Nach der zwischenzeitlichen Einstufung der gesamten AfD als „gesichert rechtsextremistisch“ durch den Verfassungsschutz ist in Deutschland die Debatte über ein Verbotsverfahren gegen die Partei neu entbrannt. CDU-Generalsekretär Carsten Linnemann hat nun deutlich gemacht, dass er dies sehr skeptisch sieht.
Ein solches Verfahren halte er für „politisch hochgradig gefährlich“, sagte Linnemann der „Welt am Sonntag“. „Alle namhaften Rechtsexperten sagen, dass ein solches Verfahren nach jetziger Sachlage sehr schwierig sein würde und der Ausgang ungewiss.“
Man kann Frustration nicht verbieten, man kann sie nur durch gute Politik auflösen.

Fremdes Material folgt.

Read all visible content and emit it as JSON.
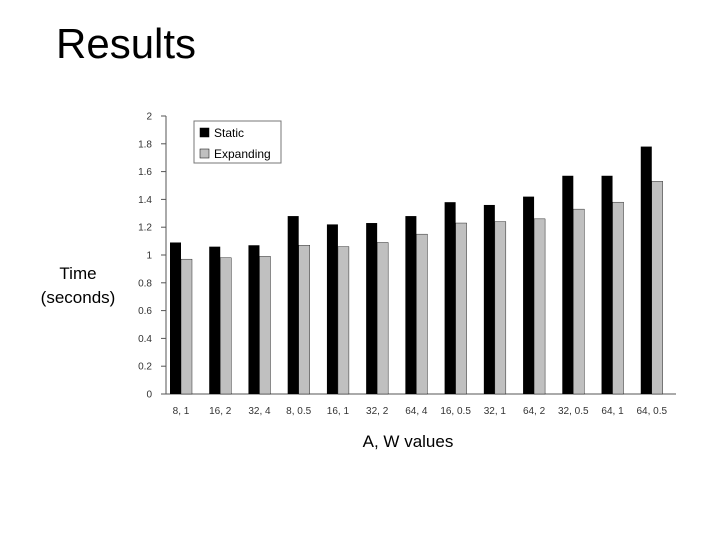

Carsten Linnemann, CDU-Generalsekretär
Linnemann ergänzte, dass das Verfahren sehr lange dauern würde und die AfD ihre vermeintliche Opferrolle voll ausspielen könnte. Ein mögliches AfD-Verbot wäre zudem keine Antwort für ihre zehn Millionen in Teilen frustrierten Wähler, so der CDU-Politiker. „Man kann Frustration nicht verbieten, man kann sie nur durch gute Politik auflösen.“ Ein Parteiverbot kann vom Bundestag, Bundesrat oder von der Bundesregierung beim Bundesverfassungsgericht beantragt werden.

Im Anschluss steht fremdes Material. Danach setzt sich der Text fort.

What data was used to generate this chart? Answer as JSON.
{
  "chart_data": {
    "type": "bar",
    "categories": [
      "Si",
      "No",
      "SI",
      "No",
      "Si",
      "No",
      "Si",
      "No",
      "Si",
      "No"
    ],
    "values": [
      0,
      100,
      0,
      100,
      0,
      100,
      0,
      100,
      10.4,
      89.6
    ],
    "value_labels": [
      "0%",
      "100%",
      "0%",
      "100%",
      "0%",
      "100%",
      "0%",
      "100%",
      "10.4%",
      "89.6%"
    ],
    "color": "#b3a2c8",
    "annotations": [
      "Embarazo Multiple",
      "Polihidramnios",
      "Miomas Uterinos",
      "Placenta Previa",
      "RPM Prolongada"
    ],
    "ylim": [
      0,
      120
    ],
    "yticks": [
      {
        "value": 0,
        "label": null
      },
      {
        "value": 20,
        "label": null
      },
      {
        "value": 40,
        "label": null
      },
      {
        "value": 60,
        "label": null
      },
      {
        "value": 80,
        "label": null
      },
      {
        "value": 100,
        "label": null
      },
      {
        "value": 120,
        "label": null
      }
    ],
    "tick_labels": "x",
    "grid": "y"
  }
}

Kramer sagte, er sei sich sicher: Wenn die neue Regierung die Wirtschaft wieder ankurbele und die illegale Migration stoppe, dann werde auch die AfD maßgeblich geschwächt. „Weil sie dann ihr Geschäftsmodell verliert: Korken knallen lassen, wenn es schlechte Nachrichten gibt“, sagte Linnemann.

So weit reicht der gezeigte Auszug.